Scientific classification
- Kingdom: Animalia
- Phylum: Mollusca
- Class: Gastropoda
- Subclass: Caenogastropoda
- Order: Neogastropoda
- Superfamily: Conoidea
- Family: Conidae
- Genus: Conus
- Species: C. fernandesi
- Binomial name: Conus fernandesi Tenorio, Afonso, & Rolán, 2008
- Synonyms: Africonus fernandesi (Tenorio, Afonso & Rolán, 2008); Conus (Lautoconus) fernandesi Tenorio, Afonso, & Rolán, 2008 · accepted, alternate representation;

= Conus fernandesi =

- Authority: Tenorio, Afonso, & Rolán, 2008
- Conservation status: EN
- Synonyms: Africonus fernandesi (Tenorio, Afonso & Rolán, 2008), Conus (Lautoconus) fernandesi Tenorio, Afonso, & Rolán, 2008 · accepted, alternate representation

Species of sea snail

Conus fernandesi is a species of sea snail, a marine gastropod mollusk in the family Conidae. It is endemic to the Cape Verde islands.

==Description==
The size of the shell varies between 18 mm and 27 mm. As all species within the genus Conus, these snails are predatory and venomous and capable of stinging humans who handle them.

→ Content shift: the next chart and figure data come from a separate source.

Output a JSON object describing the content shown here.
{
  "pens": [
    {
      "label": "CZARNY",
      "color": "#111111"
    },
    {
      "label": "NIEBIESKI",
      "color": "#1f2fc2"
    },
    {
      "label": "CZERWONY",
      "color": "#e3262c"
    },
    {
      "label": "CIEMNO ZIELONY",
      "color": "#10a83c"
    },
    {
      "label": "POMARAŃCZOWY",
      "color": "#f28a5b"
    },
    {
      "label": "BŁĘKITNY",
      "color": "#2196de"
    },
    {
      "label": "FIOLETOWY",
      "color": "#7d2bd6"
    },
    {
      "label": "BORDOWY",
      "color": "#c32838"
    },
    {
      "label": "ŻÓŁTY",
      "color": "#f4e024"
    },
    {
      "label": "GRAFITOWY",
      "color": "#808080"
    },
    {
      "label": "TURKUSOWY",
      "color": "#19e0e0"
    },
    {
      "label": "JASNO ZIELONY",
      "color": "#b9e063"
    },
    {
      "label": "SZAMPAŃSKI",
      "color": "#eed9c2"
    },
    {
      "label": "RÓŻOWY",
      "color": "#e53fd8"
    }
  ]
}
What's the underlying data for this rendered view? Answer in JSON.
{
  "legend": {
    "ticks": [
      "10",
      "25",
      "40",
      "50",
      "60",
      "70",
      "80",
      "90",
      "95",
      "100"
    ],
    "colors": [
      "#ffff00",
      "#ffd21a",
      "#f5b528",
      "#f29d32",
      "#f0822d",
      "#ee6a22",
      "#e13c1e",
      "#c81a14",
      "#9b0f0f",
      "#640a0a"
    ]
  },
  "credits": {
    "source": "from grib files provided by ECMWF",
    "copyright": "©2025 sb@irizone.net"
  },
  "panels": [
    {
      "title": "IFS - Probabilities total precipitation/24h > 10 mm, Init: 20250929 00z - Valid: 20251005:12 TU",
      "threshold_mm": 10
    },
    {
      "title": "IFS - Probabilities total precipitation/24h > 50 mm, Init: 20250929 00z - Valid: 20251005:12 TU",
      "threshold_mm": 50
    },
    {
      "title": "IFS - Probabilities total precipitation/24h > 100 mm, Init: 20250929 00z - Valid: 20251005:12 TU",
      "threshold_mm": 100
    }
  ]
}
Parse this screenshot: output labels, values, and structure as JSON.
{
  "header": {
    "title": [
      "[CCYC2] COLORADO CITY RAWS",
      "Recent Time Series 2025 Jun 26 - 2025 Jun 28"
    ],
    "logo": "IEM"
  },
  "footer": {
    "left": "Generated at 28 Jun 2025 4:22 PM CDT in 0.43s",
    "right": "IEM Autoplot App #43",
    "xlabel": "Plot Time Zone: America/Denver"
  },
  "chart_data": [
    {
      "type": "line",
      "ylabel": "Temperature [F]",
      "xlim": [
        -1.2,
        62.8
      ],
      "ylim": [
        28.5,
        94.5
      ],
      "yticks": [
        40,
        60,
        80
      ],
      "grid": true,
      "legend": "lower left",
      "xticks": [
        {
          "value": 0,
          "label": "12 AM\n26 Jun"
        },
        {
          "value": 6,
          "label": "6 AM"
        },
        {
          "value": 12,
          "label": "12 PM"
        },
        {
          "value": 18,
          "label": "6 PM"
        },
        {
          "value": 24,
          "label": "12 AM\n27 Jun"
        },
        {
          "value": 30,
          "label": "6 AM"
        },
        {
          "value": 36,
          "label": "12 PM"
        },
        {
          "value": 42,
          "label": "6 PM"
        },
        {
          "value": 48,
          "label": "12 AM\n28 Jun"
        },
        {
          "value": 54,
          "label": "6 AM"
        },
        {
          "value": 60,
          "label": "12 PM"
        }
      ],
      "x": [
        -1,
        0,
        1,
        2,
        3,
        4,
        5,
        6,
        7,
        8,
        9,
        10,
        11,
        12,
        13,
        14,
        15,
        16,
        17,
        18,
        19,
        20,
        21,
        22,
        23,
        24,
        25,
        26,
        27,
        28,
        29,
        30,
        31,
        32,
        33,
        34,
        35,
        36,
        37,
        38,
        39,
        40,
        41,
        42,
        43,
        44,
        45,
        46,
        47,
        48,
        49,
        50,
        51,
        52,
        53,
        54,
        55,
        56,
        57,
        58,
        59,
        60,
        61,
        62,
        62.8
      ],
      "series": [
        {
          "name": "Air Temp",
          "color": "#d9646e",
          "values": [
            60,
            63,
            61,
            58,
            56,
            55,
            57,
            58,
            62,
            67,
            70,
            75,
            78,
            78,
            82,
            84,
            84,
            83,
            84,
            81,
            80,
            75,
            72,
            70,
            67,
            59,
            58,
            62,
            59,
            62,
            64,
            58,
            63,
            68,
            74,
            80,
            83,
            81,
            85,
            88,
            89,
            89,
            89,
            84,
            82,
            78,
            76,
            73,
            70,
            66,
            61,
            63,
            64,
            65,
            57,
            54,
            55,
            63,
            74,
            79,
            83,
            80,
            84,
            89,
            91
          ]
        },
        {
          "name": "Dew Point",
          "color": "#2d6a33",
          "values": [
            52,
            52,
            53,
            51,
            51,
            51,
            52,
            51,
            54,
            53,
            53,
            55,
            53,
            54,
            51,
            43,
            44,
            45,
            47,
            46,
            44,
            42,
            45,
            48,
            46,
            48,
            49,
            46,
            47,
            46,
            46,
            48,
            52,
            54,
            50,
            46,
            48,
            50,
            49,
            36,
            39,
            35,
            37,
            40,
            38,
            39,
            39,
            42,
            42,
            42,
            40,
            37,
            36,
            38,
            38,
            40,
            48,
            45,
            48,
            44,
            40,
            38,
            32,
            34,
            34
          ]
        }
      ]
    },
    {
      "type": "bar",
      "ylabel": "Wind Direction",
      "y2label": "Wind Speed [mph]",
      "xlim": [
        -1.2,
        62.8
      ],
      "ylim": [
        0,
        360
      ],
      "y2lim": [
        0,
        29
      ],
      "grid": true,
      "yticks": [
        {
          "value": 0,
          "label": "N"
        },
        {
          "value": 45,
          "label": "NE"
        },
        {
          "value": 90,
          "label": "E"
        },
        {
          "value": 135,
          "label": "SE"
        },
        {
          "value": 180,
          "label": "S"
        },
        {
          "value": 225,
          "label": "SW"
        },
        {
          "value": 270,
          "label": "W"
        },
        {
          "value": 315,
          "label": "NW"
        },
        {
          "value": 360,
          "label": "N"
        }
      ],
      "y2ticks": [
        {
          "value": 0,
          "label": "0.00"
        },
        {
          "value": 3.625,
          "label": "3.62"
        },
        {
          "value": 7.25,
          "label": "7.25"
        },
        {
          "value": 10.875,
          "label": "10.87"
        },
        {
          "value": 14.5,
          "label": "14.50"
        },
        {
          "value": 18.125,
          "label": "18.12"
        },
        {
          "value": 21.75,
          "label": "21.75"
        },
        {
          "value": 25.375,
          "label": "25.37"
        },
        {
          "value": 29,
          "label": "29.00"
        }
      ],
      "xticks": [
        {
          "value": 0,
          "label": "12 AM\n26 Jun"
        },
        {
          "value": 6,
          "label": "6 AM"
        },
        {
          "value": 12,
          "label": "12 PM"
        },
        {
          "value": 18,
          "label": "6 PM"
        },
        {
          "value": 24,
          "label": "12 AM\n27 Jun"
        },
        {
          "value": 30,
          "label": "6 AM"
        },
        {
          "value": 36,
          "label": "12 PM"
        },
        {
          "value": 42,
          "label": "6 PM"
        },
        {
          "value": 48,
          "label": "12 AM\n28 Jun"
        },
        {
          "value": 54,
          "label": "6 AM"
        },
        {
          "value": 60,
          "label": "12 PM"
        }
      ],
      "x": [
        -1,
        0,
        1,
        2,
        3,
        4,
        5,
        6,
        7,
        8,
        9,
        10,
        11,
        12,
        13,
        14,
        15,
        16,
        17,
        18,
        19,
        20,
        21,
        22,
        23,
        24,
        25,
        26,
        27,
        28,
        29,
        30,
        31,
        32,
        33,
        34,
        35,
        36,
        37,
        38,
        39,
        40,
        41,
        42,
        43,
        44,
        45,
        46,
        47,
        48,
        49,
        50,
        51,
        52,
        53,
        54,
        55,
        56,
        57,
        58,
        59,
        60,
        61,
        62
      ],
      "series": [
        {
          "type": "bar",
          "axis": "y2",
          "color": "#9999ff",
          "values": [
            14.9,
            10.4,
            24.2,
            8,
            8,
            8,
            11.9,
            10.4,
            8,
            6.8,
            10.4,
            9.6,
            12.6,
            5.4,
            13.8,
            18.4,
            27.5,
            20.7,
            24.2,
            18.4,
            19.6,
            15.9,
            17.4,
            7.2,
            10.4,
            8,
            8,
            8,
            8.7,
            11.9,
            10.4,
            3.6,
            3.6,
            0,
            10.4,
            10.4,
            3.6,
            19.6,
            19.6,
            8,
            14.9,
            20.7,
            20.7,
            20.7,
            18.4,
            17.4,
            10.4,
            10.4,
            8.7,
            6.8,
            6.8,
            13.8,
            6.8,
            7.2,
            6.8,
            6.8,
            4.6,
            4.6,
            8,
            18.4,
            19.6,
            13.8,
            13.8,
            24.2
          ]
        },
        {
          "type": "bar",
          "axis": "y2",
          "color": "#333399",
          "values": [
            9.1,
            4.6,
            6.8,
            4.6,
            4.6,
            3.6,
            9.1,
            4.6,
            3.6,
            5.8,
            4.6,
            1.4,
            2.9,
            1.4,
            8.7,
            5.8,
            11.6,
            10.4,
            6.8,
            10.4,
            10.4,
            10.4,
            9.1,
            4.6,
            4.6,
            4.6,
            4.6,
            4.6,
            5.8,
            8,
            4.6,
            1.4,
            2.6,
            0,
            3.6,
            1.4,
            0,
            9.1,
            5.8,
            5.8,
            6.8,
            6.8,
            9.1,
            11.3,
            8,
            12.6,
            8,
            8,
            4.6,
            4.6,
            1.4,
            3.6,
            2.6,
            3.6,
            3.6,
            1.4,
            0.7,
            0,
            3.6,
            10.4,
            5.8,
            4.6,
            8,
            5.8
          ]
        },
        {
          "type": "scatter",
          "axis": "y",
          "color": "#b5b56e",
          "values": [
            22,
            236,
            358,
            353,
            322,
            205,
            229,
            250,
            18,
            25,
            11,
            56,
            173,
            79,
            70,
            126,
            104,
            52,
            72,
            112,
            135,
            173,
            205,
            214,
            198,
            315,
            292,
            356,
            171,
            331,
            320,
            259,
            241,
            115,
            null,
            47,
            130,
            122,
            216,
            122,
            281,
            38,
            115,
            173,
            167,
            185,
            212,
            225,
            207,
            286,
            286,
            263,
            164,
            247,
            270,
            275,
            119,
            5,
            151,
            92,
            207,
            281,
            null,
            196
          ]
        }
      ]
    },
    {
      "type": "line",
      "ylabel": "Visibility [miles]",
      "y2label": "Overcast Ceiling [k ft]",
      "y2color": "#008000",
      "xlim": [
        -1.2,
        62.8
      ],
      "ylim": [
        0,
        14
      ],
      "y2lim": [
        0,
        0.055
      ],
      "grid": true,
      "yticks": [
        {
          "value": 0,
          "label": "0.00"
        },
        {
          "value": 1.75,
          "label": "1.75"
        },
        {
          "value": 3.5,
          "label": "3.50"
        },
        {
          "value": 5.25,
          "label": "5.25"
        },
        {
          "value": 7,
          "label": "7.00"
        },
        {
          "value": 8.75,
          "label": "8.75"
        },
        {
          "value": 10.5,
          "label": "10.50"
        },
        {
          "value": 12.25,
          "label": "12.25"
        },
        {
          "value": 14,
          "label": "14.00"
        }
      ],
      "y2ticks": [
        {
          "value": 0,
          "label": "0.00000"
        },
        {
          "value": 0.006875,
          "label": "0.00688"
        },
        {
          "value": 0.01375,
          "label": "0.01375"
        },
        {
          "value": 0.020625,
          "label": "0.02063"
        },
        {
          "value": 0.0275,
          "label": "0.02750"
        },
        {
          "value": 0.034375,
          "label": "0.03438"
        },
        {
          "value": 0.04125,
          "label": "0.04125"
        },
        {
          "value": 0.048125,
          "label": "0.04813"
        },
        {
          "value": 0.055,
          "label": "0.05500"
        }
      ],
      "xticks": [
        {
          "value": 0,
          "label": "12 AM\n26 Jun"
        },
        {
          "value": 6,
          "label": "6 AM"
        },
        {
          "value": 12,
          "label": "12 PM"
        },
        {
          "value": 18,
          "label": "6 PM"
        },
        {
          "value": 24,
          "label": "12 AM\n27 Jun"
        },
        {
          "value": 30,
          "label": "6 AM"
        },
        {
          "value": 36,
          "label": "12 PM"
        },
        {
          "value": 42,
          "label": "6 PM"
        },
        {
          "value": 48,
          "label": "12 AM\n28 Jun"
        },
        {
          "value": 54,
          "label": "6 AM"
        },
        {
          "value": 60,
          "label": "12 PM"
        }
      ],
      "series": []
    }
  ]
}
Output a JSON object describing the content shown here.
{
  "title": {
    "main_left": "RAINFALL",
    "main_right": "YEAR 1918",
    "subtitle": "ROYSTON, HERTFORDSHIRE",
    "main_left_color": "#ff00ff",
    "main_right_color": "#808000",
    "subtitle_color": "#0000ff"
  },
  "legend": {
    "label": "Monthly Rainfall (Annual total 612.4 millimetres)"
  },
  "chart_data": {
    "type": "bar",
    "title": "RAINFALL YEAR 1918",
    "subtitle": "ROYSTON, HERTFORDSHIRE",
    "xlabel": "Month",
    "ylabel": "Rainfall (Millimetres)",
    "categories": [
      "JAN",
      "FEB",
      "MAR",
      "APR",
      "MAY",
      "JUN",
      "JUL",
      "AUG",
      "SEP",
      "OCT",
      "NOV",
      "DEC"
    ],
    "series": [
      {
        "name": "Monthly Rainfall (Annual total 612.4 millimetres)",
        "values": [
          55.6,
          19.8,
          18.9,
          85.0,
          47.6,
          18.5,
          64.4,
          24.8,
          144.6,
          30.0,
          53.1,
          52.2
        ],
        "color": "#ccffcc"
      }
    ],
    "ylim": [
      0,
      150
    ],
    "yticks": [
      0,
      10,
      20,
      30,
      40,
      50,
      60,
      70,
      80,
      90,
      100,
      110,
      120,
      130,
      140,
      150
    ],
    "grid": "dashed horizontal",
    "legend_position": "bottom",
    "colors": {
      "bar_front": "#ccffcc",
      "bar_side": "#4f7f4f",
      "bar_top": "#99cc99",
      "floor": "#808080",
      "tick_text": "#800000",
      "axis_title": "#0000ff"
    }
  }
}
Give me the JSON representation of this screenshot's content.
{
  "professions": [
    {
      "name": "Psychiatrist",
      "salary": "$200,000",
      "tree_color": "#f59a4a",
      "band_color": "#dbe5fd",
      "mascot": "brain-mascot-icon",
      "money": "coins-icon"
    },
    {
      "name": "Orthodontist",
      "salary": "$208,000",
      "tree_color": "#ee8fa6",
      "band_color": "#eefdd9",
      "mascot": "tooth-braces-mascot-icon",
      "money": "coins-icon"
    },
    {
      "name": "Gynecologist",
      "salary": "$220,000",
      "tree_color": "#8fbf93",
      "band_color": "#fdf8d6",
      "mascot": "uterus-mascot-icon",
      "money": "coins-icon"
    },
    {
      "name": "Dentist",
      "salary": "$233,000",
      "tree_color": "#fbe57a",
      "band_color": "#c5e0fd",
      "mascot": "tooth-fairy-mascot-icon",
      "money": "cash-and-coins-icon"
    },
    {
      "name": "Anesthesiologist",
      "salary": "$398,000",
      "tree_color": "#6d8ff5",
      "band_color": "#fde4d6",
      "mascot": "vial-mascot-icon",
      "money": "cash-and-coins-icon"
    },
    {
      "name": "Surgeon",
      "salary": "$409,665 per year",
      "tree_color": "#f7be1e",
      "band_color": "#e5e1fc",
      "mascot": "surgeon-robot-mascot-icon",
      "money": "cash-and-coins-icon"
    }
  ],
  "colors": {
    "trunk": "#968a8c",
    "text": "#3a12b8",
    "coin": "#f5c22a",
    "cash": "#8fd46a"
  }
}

==Distribution and habitat==
The species is endemic to Cape Verde and so far only known from a coastal strip 1 km in length on a single island, Santo Antão. It has been found among algae and in crevices at water depths between 2 and 4 m.

==Conservation==
C. fernandesi appears to be scarce and to have an extremely limited range along the coast of Santo Antão, which also happens to be subject to very heavy ferry traffic. It is therefore considered to be vulnerable to habitat destruction and pollution impacts, and has been classified as endangered by the IUCN.